The Acid-Catalysed Benzidine Rearrangements May Proceed via Cation Radicals Formed by Electron Transfer to a Proton from a Hydrazyl Nitrogen

Abstract

The acid-catalysed benzidine rearrangements are proposed to proceed via cation radical intermediates which arise by rapid electron transfer from a neutral nitrogen of the hydrazyl moiety to a proton. Consequently, both the concerted rearrangements, Table 1, benzidines, 4-methoxy- p-semidine formation, Eqns (2), (3) and o,o‘-biaryl-linked products, and non-concerted rearrangements, Table 2, diphenyline, o-semidine, Eqns (5), (6) and perhaps 4-chloro- p-semidine, may proceed via cation radical structures involving radical C – C bond formations and homolytic N – N bond cleavages. This is contrary to the current view of the Polar Transition State theory which postulates heterolytic bond formations and cleavages, Schemes 1, 3 and 4. Mono-substituted and 4,4'-disubstituted hydrazobenzenes are proposed to undergo oxidation of the most basic nitrogen as inferred from the estimated p Ka s as determined by the SPARC program. This can explain why of the two possible o-semidine rearrangement products, 2,N’ and N,2'-linked, the observed major o-semidine has the substituent para to the amino group, e.g. Eqn (5). However, if one of the para substituents is a halogen, it is the nitrogen para to the halogen which undergoes SET and oxidation.
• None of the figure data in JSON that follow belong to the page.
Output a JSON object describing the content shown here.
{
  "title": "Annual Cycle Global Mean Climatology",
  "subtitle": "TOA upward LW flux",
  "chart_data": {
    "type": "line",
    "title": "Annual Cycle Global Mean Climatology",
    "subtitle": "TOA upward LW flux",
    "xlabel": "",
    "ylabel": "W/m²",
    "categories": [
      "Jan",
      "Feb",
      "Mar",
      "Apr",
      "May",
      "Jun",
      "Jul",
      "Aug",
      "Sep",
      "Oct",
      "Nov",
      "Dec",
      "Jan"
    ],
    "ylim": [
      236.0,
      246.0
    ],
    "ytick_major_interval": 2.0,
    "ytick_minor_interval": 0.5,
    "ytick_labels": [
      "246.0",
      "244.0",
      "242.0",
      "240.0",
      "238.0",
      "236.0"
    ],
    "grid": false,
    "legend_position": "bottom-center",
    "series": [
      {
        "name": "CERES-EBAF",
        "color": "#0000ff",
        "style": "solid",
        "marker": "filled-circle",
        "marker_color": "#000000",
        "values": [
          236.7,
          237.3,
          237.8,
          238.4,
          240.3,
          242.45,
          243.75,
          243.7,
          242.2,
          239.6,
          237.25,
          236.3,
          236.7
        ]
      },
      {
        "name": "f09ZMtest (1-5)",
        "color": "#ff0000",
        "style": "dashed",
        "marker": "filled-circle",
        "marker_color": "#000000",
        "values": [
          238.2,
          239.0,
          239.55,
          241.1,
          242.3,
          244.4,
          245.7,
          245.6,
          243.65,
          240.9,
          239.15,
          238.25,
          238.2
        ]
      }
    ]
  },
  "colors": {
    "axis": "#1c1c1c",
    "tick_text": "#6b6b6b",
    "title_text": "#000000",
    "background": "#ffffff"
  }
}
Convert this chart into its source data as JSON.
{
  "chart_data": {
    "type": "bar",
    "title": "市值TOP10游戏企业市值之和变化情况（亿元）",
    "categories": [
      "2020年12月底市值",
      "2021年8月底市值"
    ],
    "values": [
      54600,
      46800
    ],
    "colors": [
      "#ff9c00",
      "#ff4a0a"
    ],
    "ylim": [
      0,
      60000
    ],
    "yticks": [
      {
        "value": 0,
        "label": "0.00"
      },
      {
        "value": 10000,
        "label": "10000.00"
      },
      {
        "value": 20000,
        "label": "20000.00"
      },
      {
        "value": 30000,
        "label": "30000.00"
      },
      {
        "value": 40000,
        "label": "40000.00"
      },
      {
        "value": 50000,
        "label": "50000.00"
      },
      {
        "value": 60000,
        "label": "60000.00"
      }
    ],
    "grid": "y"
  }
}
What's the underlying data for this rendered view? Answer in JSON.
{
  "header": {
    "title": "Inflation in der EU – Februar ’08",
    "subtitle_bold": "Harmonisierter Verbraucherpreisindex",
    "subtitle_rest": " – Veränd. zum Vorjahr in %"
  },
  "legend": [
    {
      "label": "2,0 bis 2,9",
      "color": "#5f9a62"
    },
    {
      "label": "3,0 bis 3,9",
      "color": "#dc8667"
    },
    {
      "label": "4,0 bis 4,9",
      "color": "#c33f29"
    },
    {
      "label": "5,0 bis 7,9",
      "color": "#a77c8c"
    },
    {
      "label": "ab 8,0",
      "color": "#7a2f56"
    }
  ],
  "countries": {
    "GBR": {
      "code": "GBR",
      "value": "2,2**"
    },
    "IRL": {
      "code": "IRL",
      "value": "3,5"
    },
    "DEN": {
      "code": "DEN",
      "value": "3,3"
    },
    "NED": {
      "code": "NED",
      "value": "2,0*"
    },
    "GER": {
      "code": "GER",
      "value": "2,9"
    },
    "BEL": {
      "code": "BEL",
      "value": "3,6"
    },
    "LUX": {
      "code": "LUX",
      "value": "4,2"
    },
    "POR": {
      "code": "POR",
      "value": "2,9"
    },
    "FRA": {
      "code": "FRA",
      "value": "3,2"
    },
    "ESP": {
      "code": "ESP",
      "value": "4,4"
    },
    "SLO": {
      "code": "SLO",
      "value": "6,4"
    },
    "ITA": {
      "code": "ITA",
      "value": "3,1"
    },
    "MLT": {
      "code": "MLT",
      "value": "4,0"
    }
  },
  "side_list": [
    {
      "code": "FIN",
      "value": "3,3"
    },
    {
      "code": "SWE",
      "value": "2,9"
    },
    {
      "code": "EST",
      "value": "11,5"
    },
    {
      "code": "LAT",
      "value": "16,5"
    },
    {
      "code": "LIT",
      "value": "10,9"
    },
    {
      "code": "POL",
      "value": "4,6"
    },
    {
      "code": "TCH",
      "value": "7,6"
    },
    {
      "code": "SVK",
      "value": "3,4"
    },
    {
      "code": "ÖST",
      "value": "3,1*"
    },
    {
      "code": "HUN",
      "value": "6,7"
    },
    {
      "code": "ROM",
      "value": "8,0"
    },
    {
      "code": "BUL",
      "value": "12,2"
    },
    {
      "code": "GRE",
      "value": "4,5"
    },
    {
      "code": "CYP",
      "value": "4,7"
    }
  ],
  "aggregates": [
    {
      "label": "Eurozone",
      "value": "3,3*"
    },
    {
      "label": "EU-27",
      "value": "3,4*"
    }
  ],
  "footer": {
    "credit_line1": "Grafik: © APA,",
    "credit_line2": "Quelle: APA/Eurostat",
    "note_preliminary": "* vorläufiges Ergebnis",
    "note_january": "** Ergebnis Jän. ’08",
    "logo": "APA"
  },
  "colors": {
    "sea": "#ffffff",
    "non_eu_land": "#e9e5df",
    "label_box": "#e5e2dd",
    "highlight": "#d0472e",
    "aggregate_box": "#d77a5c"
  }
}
In these second-order acid reactions, this can be explained by protonation of the most basic nitrogen followed by SET from the hydrazyl nitrogen para to the halogen. In the case of 4,4'-disubstitution, the hydrazobenzene may not lose its substituents readily and undergoes a rapid one-electron reduction and consequent disproportionation reaction as shown in Eqn (8). Thus the kinetics, first-order in hydrazoarene and the same kinetic order in acid for both disproportionation and rearrangement, are explained.